さまざまな“テレビのプロ”たちはどんな仕事をしているのか、そしてどんな問題にいま直面しているのか、を取材して「現場の声」をお届けする連載「テレビのミカタ」。
前回は、ドラマ撮影を前に進めるためなら何でもするトラブルバスター「ドラマ制作部」の人たちの、あまりに過酷すぎるお仕事の実態について紹介した。

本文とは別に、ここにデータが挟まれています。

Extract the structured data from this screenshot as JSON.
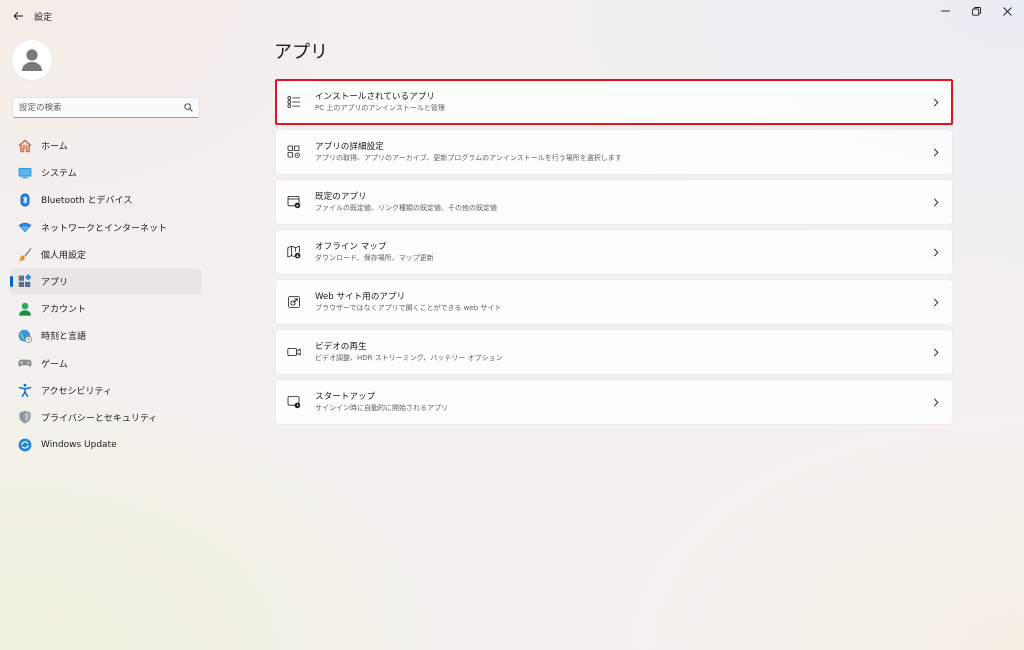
{
  "window": {
    "title": "設定",
    "controls": [
      "minimize-icon",
      "restore-icon",
      "close-icon"
    ]
  },
  "sidebar": {
    "search": {
      "placeholder": "設定の検索",
      "value": ""
    },
    "items": [
      {
        "label": "ホーム",
        "icon": "home-icon"
      },
      {
        "label": "システム",
        "icon": "system-monitor-icon"
      },
      {
        "label": "Bluetooth とデバイス",
        "icon": "bluetooth-icon"
      },
      {
        "label": "ネットワークとインターネット",
        "icon": "wifi-icon"
      },
      {
        "label": "個人用設定",
        "icon": "paintbrush-icon"
      },
      {
        "label": "アプリ",
        "icon": "apps-icon",
        "selected": true
      },
      {
        "label": "アカウント",
        "icon": "account-icon"
      },
      {
        "label": "時刻と言語",
        "icon": "globe-clock-icon"
      },
      {
        "label": "ゲーム",
        "icon": "gamepad-icon"
      },
      {
        "label": "アクセシビリティ",
        "icon": "accessibility-icon"
      },
      {
        "label": "プライバシーとセキュリティ",
        "icon": "shield-icon"
      },
      {
        "label": "Windows Update",
        "icon": "windows-update-icon"
      }
    ]
  },
  "main": {
    "title": "アプリ",
    "cards": [
      {
        "title": "インストールされているアプリ",
        "subtitle": "PC 上のアプリのアンインストールと管理",
        "icon": "installed-apps-list-icon",
        "highlighted": true
      },
      {
        "title": "アプリの詳細設定",
        "subtitle": "アプリの取得、アプリのアーカイブ、更新プログラムのアンインストールを行う場所を選択します",
        "icon": "advanced-app-settings-icon"
      },
      {
        "title": "既定のアプリ",
        "subtitle": "ファイルの既定値、リンク種類の既定値、その他の既定値",
        "icon": "default-apps-icon"
      },
      {
        "title": "オフライン マップ",
        "subtitle": "ダウンロード、保存場所、マップ更新",
        "icon": "offline-map-icon"
      },
      {
        "title": "Web サイト用のアプリ",
        "subtitle": "ブラウザーではなくアプリで開くことができる web サイト",
        "icon": "apps-for-websites-icon"
      },
      {
        "title": "ビデオの再生",
        "subtitle": "ビデオ調整、HDR ストリーミング、バッテリー オプション",
        "icon": "video-camera-icon"
      },
      {
        "title": "スタートアップ",
        "subtitle": "サインイン時に自動的に開始されるアプリ",
        "icon": "startup-icon"
      }
    ]
  },
  "colors": {
    "accent": "#0067c0",
    "highlight_border": "#e0141e"
  }
}
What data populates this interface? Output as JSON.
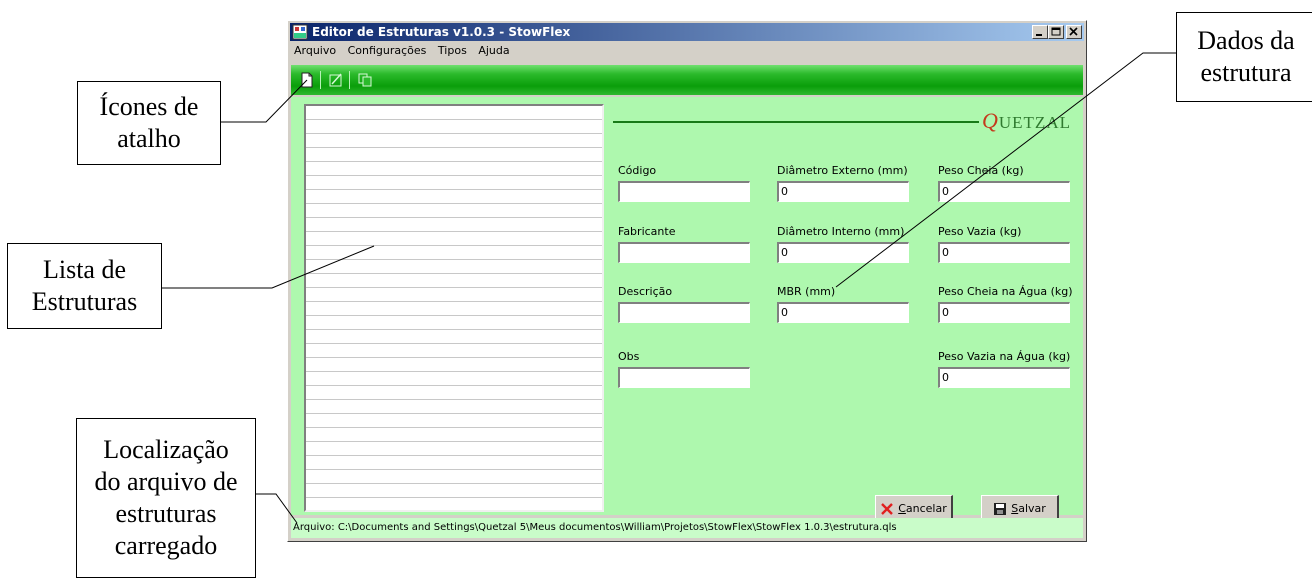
{
  "window": {
    "title": "Editor de Estruturas v1.0.3 - StowFlex",
    "menu": [
      "Arquivo",
      "Configurações",
      "Tipos",
      "Ajuda"
    ]
  },
  "toolbar": {
    "icons": [
      "new-file-icon",
      "edit-icon",
      "copy-icon"
    ]
  },
  "logo": {
    "first": "Q",
    "rest": "UETZAL"
  },
  "form": {
    "codigo": {
      "label": "Código",
      "value": ""
    },
    "fabricante": {
      "label": "Fabricante",
      "value": ""
    },
    "descricao": {
      "label": "Descrição",
      "value": ""
    },
    "obs": {
      "label": "Obs",
      "value": ""
    },
    "diam_ext": {
      "label": "Diâmetro Externo (mm)",
      "value": "0"
    },
    "diam_int": {
      "label": "Diâmetro Interno (mm)",
      "value": "0"
    },
    "mbr": {
      "label": "MBR (mm)",
      "value": "0"
    },
    "peso_cheia": {
      "label": "Peso Cheia (kg)",
      "value": "0"
    },
    "peso_vazia": {
      "label": "Peso Vazia (kg)",
      "value": "0"
    },
    "peso_cheia_agua": {
      "label": "Peso Cheia na Água (kg)",
      "value": "0"
    },
    "peso_vazia_agua": {
      "label": "Peso Vazia na Água (kg)",
      "value": "0"
    }
  },
  "buttons": {
    "cancel": {
      "mnemonic": "C",
      "rest": "ancelar"
    },
    "save": {
      "mnemonic": "S",
      "rest": "alvar"
    }
  },
  "status": "Arquivo: C:\\Documents and Settings\\Quetzal 5\\Meus documentos\\William\\Projetos\\StowFlex\\StowFlex 1.0.3\\estrutura.qls",
  "callouts": {
    "icones": [
      "Ícones de",
      "atalho"
    ],
    "lista": [
      "Lista de",
      "Estruturas"
    ],
    "local": [
      "Localização",
      "do arquivo de",
      "estruturas",
      "carregado"
    ],
    "dados": [
      "Dados da",
      "estrutura"
    ]
  }
}
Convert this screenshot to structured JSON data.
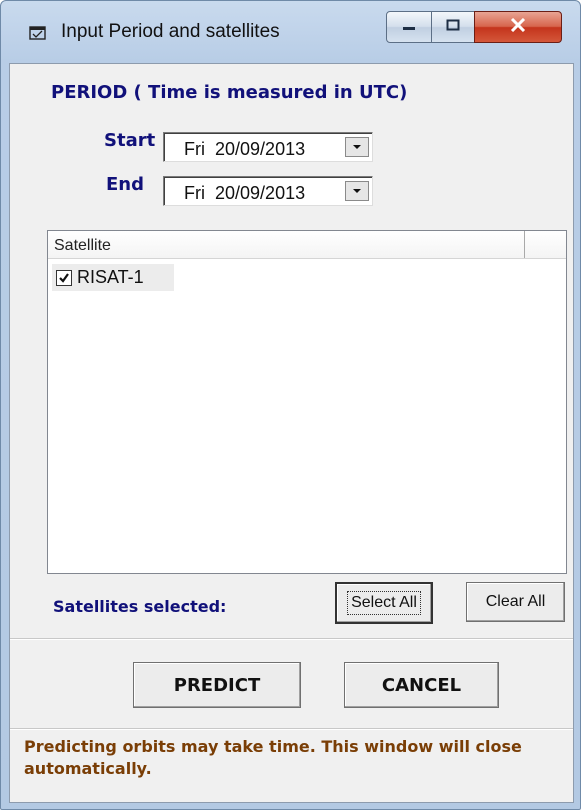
{
  "window": {
    "title": "Input Period and satellites",
    "icon": "window-app-icon"
  },
  "period": {
    "heading": "PERIOD   ( Time is measured in UTC)",
    "start_label": "Start",
    "start_day": "Fri",
    "start_date": "20/09/2013",
    "end_label": "End",
    "end_day": "Fri",
    "end_date": "20/09/2013"
  },
  "satellites": {
    "column_header": "Satellite",
    "items": [
      {
        "name": "RISAT-1",
        "checked": true
      }
    ],
    "selected_label": "Satellites selected:",
    "select_all_label": "Select All",
    "clear_all_label": "Clear All"
  },
  "actions": {
    "predict_label": "PREDICT",
    "cancel_label": "CANCEL"
  },
  "note": "Predicting orbits may take time. This window will close automatically.",
  "colors": {
    "label_blue": "#11117a",
    "note_brown": "#7a3e06",
    "close_red": "#c4341c"
  }
}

そんな彼らを今、新型コロナウイルスの影響による撮影現場の変化が一層追い込んでいるという。緊急事態宣言の解除後、ドラマの撮影が再開されつつあるが、実は現場は撮影再開を素直に喜んでいられる状況ではないというのだ。
さらに、場合によっては今後、地上波テレビからドラマがどんどんなくなってしまう可能性すらある、と彼らは予測している。いったいどういうことなのか。
今回は、コロナ禍に苦しめられるドラマ撮影現場の実態を、ドラマ制作部の職人たちの証言を基に明らかにしたい。証言者は前回に引き続き、アラフィフのベテラン制作部・Aさんと、30代半ばの制作部・Bさんだ。
「現場に入らないと感染対策がわからない」
「実はドラマの撮影現場にも新型コロナの感染者が少しずつ出始めています。仕事は6月末くらいからはたくさんあって、むしろ人手不足なぐらいなのですが、私は高齢の親と同居しているので、仕事を再開するのを躊躇しています。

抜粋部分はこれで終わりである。